Michigan lacks state, local funds for federal grants and total success

March 5, 2003 | By Kelly Thayer
Great Lakes Bulletin News Service

The ultimate test of whether state officials are correct in proclaiming Michigan a national transit leader is how well its major cities rank in total transit funding. The total funding picture is comprised of state-level support, local contributions from metropolitan areas, and the federal transit grants that state and local funding can leverage.

In the New Economic Engine analysis, Michigan’s major cities are below average in total funding when compared to peer metropolitan areas. Detroit ranks 14th and Grand Rapids 17th among 22 cities in total transit spending on a per capita basis. The reason is that weak state-level transit funding in Michigan along with feeble local financing leads first to less federal support and ultimately to lower overall performance.

Michigan’s metro areas must identify the ratio of local, state, and federal transit support that is acceptable to state and regional policymakers and then seek to maximize and stabilize funding within that formula. Michigan’s power and its place in the national and global economies depend on moving transit in the right direction.

Commitment Key
Leading states in the New Economic Engine analysis range widely in the proportion of transit funding that comes from the state or local level. The one significant funding factor they have in common, however, is a strong commitment to transit from their cities, from their state government, or both.

New York City raises the majority of its transit dollars locally, for example, and tops the New Economic Engine chart for total local, state, and federal funding. Dallas ranks second mainly through local assistance, as well. Pittsburgh comes in third, but it relies mostly on state and federal transit money, deriving only 11 percent of its proceeds locally. Madison, Wisconsin, uses a balance of state and local funds to make its way to ninth place.

No matter the approach, the deciding factor for greater federal funding and, thus, overall success is vision, leadership, and hard work. Leading states and cities have decided to pursue a future in which workers and families have fewer car costs and more travel choices. They also are dedicated to building clean and convenient rapid transit connections that enrich cities with lively downtowns, new business investment, and green space.

Michigan Momentum
The drive for significant improvement in Michigan’s transit future, fortunately, already is underway in Detroit and Grand Rapids.

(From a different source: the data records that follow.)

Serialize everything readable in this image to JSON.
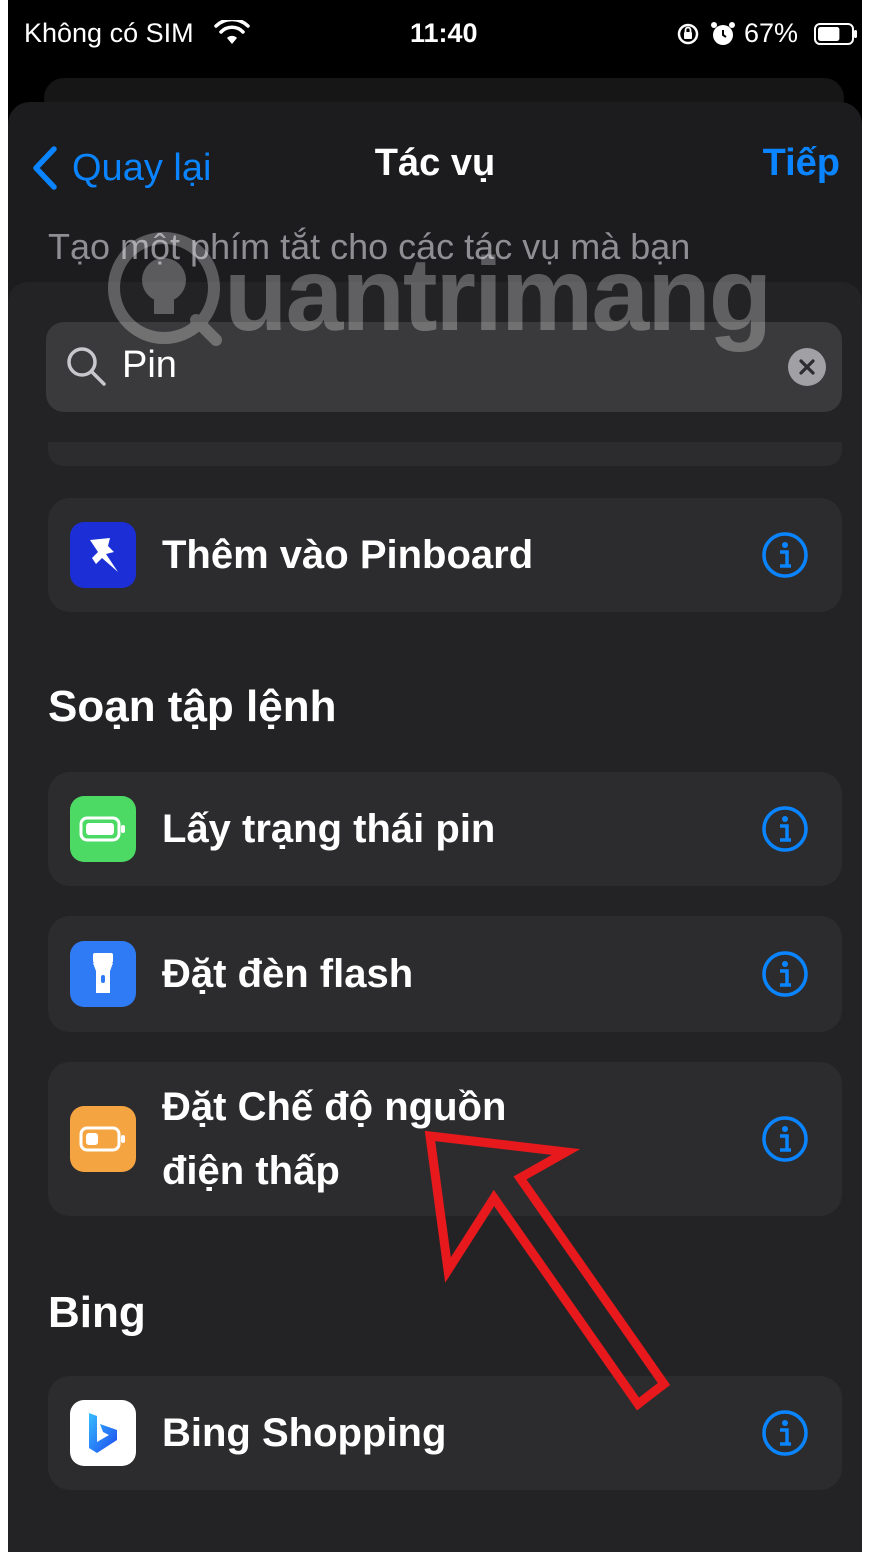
{
  "status_bar": {
    "carrier": "Không có SIM",
    "time": "11:40",
    "battery_percent": "67%",
    "battery_level": 0.67,
    "icons": [
      "wifi-icon",
      "orientation-lock-icon",
      "alarm-icon",
      "battery-icon"
    ]
  },
  "nav": {
    "back_label": "Quay lại",
    "title": "Tác vụ",
    "next_label": "Tiếp"
  },
  "subtitle": "Tạo một phím tắt cho các tác vụ mà bạn",
  "search": {
    "value": "Pin",
    "placeholder": ""
  },
  "sections": [
    {
      "header": "",
      "items": [
        {
          "label": "Thêm vào Pinboard",
          "icon": "pinboard-icon",
          "icon_color": "#1c2fd6"
        }
      ]
    },
    {
      "header": "Soạn tập lệnh",
      "items": [
        {
          "label": "Lấy trạng thái pin",
          "icon": "battery-status-icon",
          "icon_color": "#4cd964"
        },
        {
          "label": "Đặt đèn flash",
          "icon": "flashlight-icon",
          "icon_color": "#2f7bf5"
        },
        {
          "label_line1": "Đặt Chế độ nguồn",
          "label_line2": "điện thấp",
          "icon": "low-power-icon",
          "icon_color": "#f5a442"
        }
      ]
    },
    {
      "header": "Bing",
      "items": [
        {
          "label": "Bing Shopping",
          "icon": "bing-logo-icon",
          "icon_color": "#ffffff"
        }
      ]
    }
  ],
  "watermark": "uantrimang",
  "colors": {
    "accent": "#0a84ff",
    "annotation_arrow": "#e8191c",
    "background": "#1c1c1e"
  }
}
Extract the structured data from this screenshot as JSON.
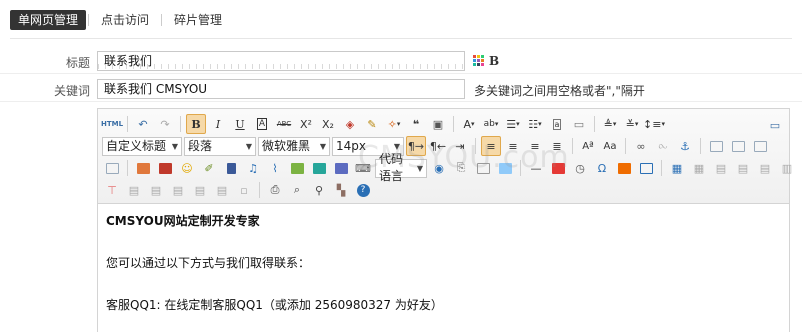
{
  "tabs": [
    {
      "label": "单网页管理",
      "active": true
    },
    {
      "label": "点击访问",
      "active": false
    },
    {
      "label": "碎片管理",
      "active": false
    }
  ],
  "form": {
    "title_label": "标题",
    "title_value": "联系我们",
    "bold_label": "B",
    "keywords_label": "关键词",
    "keywords_value": "联系我们 CMSYOU",
    "keywords_hint": "多关键词之间用空格或者\",\"隔开"
  },
  "editor": {
    "toolbar": {
      "html_label": "HTML",
      "bold": "B",
      "italic": "I",
      "underline": "U",
      "strike": "ABC",
      "custom_title": "自定义标题",
      "paragraph": "段落",
      "font_family": "微软雅黑",
      "font_size": "14px",
      "code_language": "代码语言"
    },
    "content": {
      "heading": "CMSYOU网站定制开发专家",
      "line1": "您可以通过以下方式与我们取得联系：",
      "line2": "客服QQ1: 在线定制客服QQ1（或添加 2560980327 为好友）"
    }
  },
  "watermark": "CMSYOU.com",
  "colors": {
    "accent_active_tab": "#333333",
    "button_active": "#f6d9a8"
  }
}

Southeast Michigan officials gained substantial ground in 2001 on a proposal to develop a regional rapid bus system that promises to carry metropolitan Detroit out of years of transit stagnation. Local governments approved the plan, the state Legislature is fashioning a new regional transit authority to administer it, and area leaders are debating the right blend of local taxes to support the system. One funding option is a regional sales tax, which would require a change in the Michigan Constitution to allow the tax to exceed the current 6 percent.

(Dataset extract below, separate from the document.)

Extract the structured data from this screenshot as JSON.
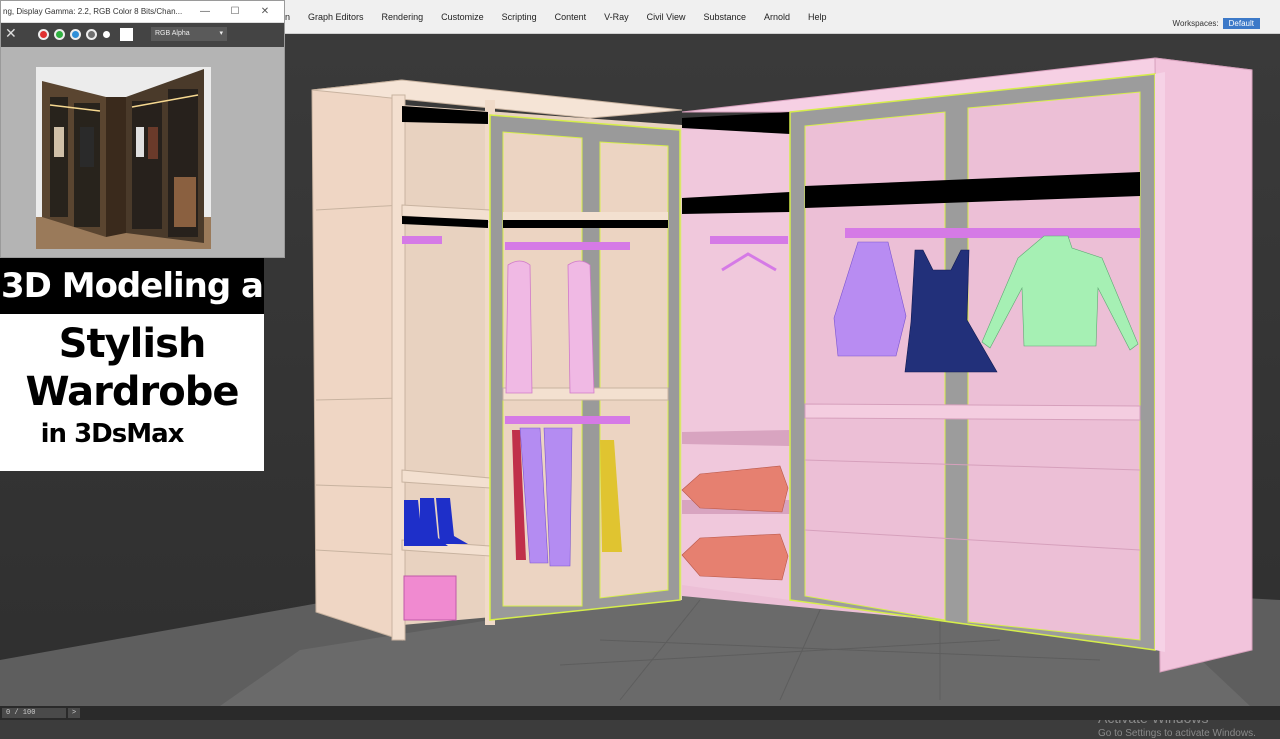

Southeast Michigan transit also is surging forward with congressionally funded studies of commuter rail lines between Detroit and Lansing and between Detroit and the suburban Detroit Metropolitan Airport.

Meanwhile a new regional bus system that Grand Rapids formed in 2000 — after 65 percent of voters approved a property tax increase to expand service and hours — promises to move the city’s transit past persistent weaknesses. That year the nonprofit West Michigan Environmental Action Council added a sweeping regional rail study to the local transit deliberations. Now the new metropolitan Grand Rapids transit agency is pursuing federal funds to analyze a specific rail corridor.

Such fresh energy in southeast and west Michigan for better transit planning and funding makes for an historic moment that state government should embrace and sustain with matching funds and political goodwill.